Two University at Albany students had that honor, selected as part of SUNY’s first class of brain summer scholars – an initiative of the SUNY Brain Network of Excellence. Research helped support the Obama administration’s ongoing efforts to understand how the human brain works. Obama’s BRAIN Initiative (Brain Research through Advancing Innovative Neurotechnologies), seeks to develop new ways to treat, cure, and prevent brain disorders.
Thirteen SUNY students in total were selected from over 70 applicants – including UAlbany’s Thomas Yoncono ’15 and Roi Ankawa ’16. Each conducted hands-on research to support the work of SUNY Brain faculty across several campuses.
Yocono researched at Stony Brook University in the cognitive neuroscience lab of professor Hoi-Chung Leung. He focused on the functional connectivity of the amygdala. The amygdala has a direct association with stress, depression and anxiety. An honors college physics major, Yocono analyzed data from children (ages 9-12) to measure interaction between the amygdala’s three subdivisions and other areas of the brain. Research has found that prolonged stress and anxiety during childhood increase the risk of developing anxiety disorders and/or depression later in life.

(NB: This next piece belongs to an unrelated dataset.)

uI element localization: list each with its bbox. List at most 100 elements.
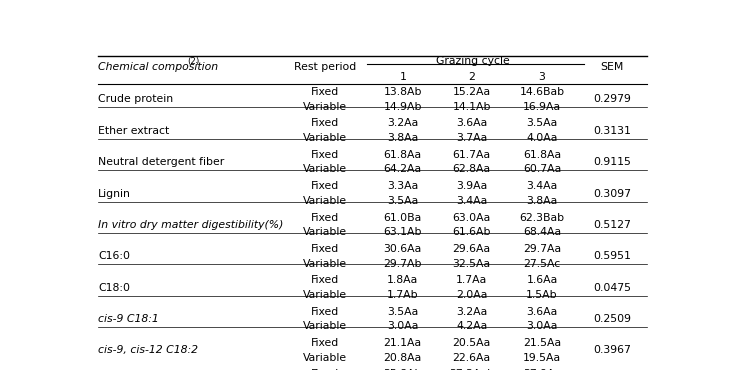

“By combining my background in physics and love for psychology, I felt this opportunity was a great fit for me,” Yocono said. “Developing and reporting on neuroscience research has given me an entirely new skillset I can apply to my major and future career.”
At UAlbany, Ankawa, an honors biochemistry major, worked with psychology professor Ewan McNay. She focused on the link between type 2 diabetes and Alzheimer’s disease – the most common cause of dementia. Scientists have found a direct correlation between lack of insulin – the underlying cause of diabetes – and brain cell deterioration. Ankawa was tasked with analyzing the hippocampus of lab rats in a cell culture environment. She matched similar dysfunctions associated with Alzheimer’s and type 2 diabetes.
“The complexity of the brain and its control of almost all bodily functions and behaviors make it such an interesting and diverse research topic,” Ankawa said. “Understanding this neurodegenerative disease [Alzheimer’s] will ultimately make it more likely that we will find a cure or better treatment.”
Located in New York’s capital city, the University at Albany offers its more than 17,000 students the expansive opportunities of a major research university and an environment designed to foster success.